Noz à la rescousse des stocks
Dans cette sombre histoire, il y a tout de même un gagnant : l’enseigne de déstockage Noz. Elle vient de réaliser la plus grosse opération de son histoire en rachetant 4,5 millions d’articles issus des entrepôts belges d’Olen. Ces produits seront proposés avec des réductions allant jusqu’à 60% dans les 342 magasins français de l’enseigne.
Une aubaine pour les chasseurs de bonnes affaires, mais un crève-cœur pour les anciens salariés de Casa qui verront leur ancien stock soldé à bas prix. Le marché du déstockage profite allègrement des liquidations, répondant à une demande croissante de consommateurs en quête de prix cassés.
Des centres-villes qui se vident
La disparition de Casa France laisse des trous béants dans les centres commerciaux et les artères commerçantes. Rien qu’en Île-de-France, huit adresses ferment, dont quatre à Paris. Les quartiers perdent ainsi des commerces de proximité qui proposaient une décoration accessible.
Casa rejoint la longue liste des enseignes disparues : C&A, GIFI, Office Dépot… Autant de noms qui rythmaient le paysage commercial français et qui ne sont plus aujourd’hui que des souvenirs.
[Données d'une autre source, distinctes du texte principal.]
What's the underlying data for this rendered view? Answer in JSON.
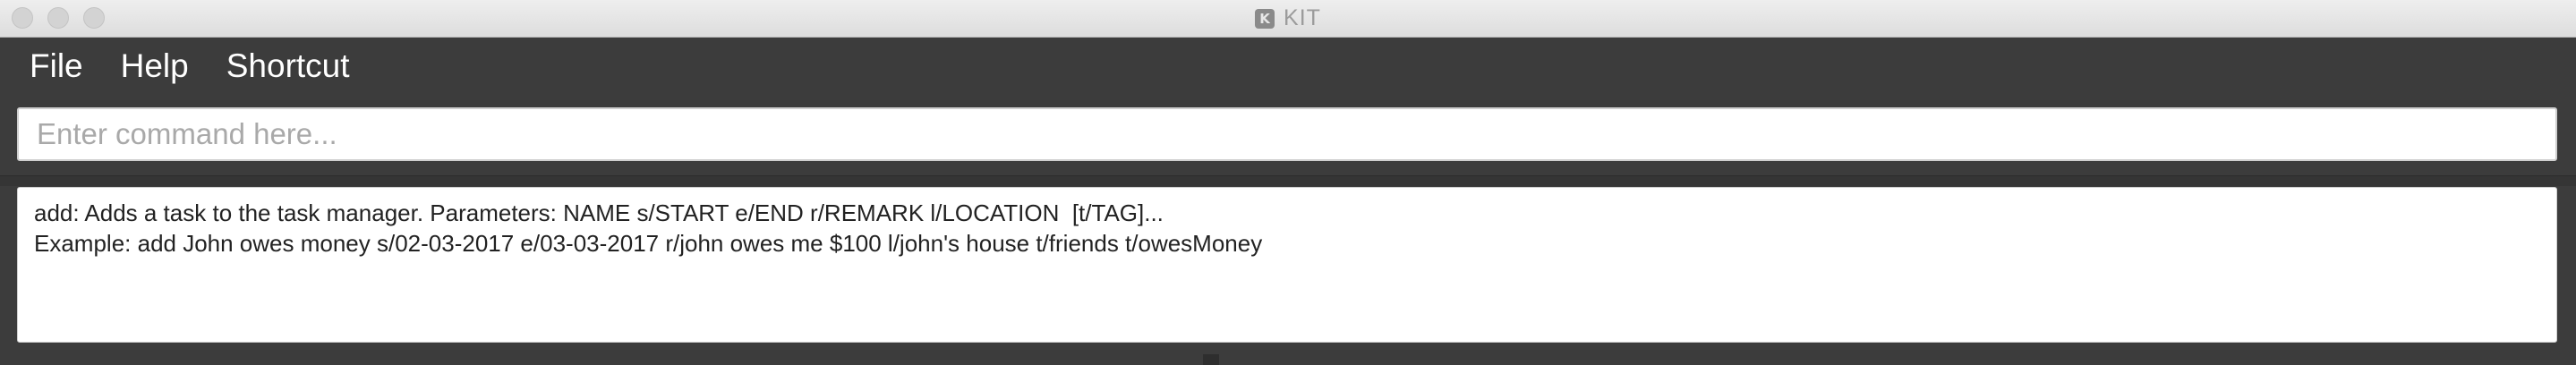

Créée en 1975, l’enseigne avait réussi à s’imposer comme une référence pour les arts de la table et la déco d’intérieur à petits prix.
Sa liquidation pose une question plus large : dans un monde où le commerce se digitalise et où les consommateurs privilégient le prix à la qualité de service, quelle place reste-t-il pour les enseignes physiques traditionnelles ? La réponse, personne ne l’a encore trouvée.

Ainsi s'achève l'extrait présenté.